When diagnosed with Friedreich’s ataxia (FA) at the age of 25, I was devastated. I thought I would have really poor quality of life and that all of the plans I had for my future would be impossible. One of the biggest emotional topics was parenthood. I thought that having children was out of the question. After meeting with several FA specialists and learning more about my specific diagnosis, I was told, “If you wanted to have a family before you were diagnosed with FA, you can still have a family. Don’t let FA stop you.”
My husband, Kyle, and I wanted more information about what having kids could look like before we made a decision either way. Friedreich’s Ataxia Research Alliance (FARA) provided us with information about a study done with pregnancy in FA patients. That study can be found here. The study basically states that women with FA had successful pregnancies that aren’t really that different from non-FA patients.
We decided to get Kyle tested to see if he was a carrier for FA. To have FA, you have to inherit the FA gene from both parents. We already knew that I would pass on the FA genes since that is all I have to offer, as an FA patient. But if Kyle is not a carrier, there was no risk that our children would have FA — they would just be carriers. However, if Kyle were a carrier, our children would have a 50 percent chance of having FA. A blood test is required to check if you are a carrier or not. Long story short: Kyle is not a carrier, so we decided to go ahead and start a family.
We got pregnant with our son in March 2014. I was the first pregnant FA patient that my OB-GYN had ever seen, so she referred me to a specialist just to make sure everything was OK. The specialist did a few additional tests and the baby and I got the all clear! Our baby was happy and healthy. The specialist “signed off” on me and I proceeded through my pregnancy with my OB-GYN.
During pregnancy, falling was my biggest fear. Poor balance and coordination is my main FA symptom, and I had no idea how pregnancy would affect that. Luckily, pregnancy didn’t seem to accelerate or magnify my symptoms, and I always took extra precautions. I was able to walk independently, ride my trike, and swim all through my pregnancy to keep my heart healthy.
My pregnancies were fairly normal and uneventful. Both of my babies progressed as they should and I felt pretty great. Well, I had the typical morning sickness, aches, and pains, but it was all very expected and tolerable. I was induced into labor and the process was very smooth. My son, Brooks, was born in October 2014. He weighed 8 lb., 2 oz. and was 21 inches long. He was (and still is) perfect.

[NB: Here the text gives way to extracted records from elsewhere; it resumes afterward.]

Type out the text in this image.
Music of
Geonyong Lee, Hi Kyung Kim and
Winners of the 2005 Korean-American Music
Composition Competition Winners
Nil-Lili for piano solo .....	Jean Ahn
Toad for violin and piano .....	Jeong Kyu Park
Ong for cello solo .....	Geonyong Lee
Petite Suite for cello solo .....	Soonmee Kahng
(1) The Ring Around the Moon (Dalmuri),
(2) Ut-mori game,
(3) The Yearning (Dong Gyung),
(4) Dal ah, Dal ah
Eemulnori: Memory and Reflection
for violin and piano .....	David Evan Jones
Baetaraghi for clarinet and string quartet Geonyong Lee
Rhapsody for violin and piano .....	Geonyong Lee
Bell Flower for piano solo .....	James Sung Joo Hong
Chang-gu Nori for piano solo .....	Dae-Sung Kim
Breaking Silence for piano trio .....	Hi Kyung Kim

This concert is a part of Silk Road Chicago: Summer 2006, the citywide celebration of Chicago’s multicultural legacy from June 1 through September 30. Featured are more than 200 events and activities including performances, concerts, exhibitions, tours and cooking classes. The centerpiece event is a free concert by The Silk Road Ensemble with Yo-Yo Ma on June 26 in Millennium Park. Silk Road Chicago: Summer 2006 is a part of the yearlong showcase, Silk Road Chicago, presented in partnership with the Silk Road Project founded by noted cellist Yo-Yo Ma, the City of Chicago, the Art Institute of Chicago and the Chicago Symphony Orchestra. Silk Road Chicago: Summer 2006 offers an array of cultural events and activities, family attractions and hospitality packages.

Being a mom is the greatest thing I have ever done. It is so nice to focus my love and attention on this tiny miracle. I am so thankful for the perspective Brooks provided to my life. It was refreshing to be thankful for my sweet miracle instead of bitter and angry about FA. The disease has definitely made my life more complicated and difficult, but I wouldn’t trade a minute of it because it brought me to where I am now. Having FA makes me appreciate Brooks’s clean bill of health even more, and I rest easy knowing that he won’t have to fight FA like I do.
We found out we were pregnant with my daughter on my 29th birthday (September 2016). My pregnancy with her was smooth and healthy. We progressed perfectly, and I just focused on staying stable, trying to get as much rest as possible — not an easy feat when you have a 2-year-old, too! Collins was born in May 2017, weighing 7 lb., 8 oz, and measuring 20.25 inches long. She completed our family so perfectly, and we just adore her.

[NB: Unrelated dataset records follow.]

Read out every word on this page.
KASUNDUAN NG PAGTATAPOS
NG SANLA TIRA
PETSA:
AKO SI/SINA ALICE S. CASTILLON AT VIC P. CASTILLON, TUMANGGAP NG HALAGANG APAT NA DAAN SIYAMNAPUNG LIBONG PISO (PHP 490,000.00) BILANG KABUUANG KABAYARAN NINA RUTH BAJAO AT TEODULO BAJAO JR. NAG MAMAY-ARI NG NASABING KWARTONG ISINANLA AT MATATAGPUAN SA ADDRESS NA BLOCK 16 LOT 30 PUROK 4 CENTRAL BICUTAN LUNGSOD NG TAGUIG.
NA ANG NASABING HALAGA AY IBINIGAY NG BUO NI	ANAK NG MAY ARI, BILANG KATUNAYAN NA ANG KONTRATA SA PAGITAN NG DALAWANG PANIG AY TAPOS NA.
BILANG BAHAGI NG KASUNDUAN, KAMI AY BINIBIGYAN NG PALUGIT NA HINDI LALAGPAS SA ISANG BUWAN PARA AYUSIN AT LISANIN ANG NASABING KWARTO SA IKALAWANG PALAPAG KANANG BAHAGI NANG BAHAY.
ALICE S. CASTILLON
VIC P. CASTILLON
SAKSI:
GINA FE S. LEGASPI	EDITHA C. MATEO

My journey through pregnancy with FA has taught me not to let anything hold me back. If you want a family, make a family! Don’t let obstacles — be it a disease or other situations — take your dreams away from you. Life is a beautiful gift and it is what you make of it. Everyone has obstacles to overcome and challenges thrown their way, but what we choose to do in the face of those challenges reveals our true character. Persevere. Life is worth living to the fullest!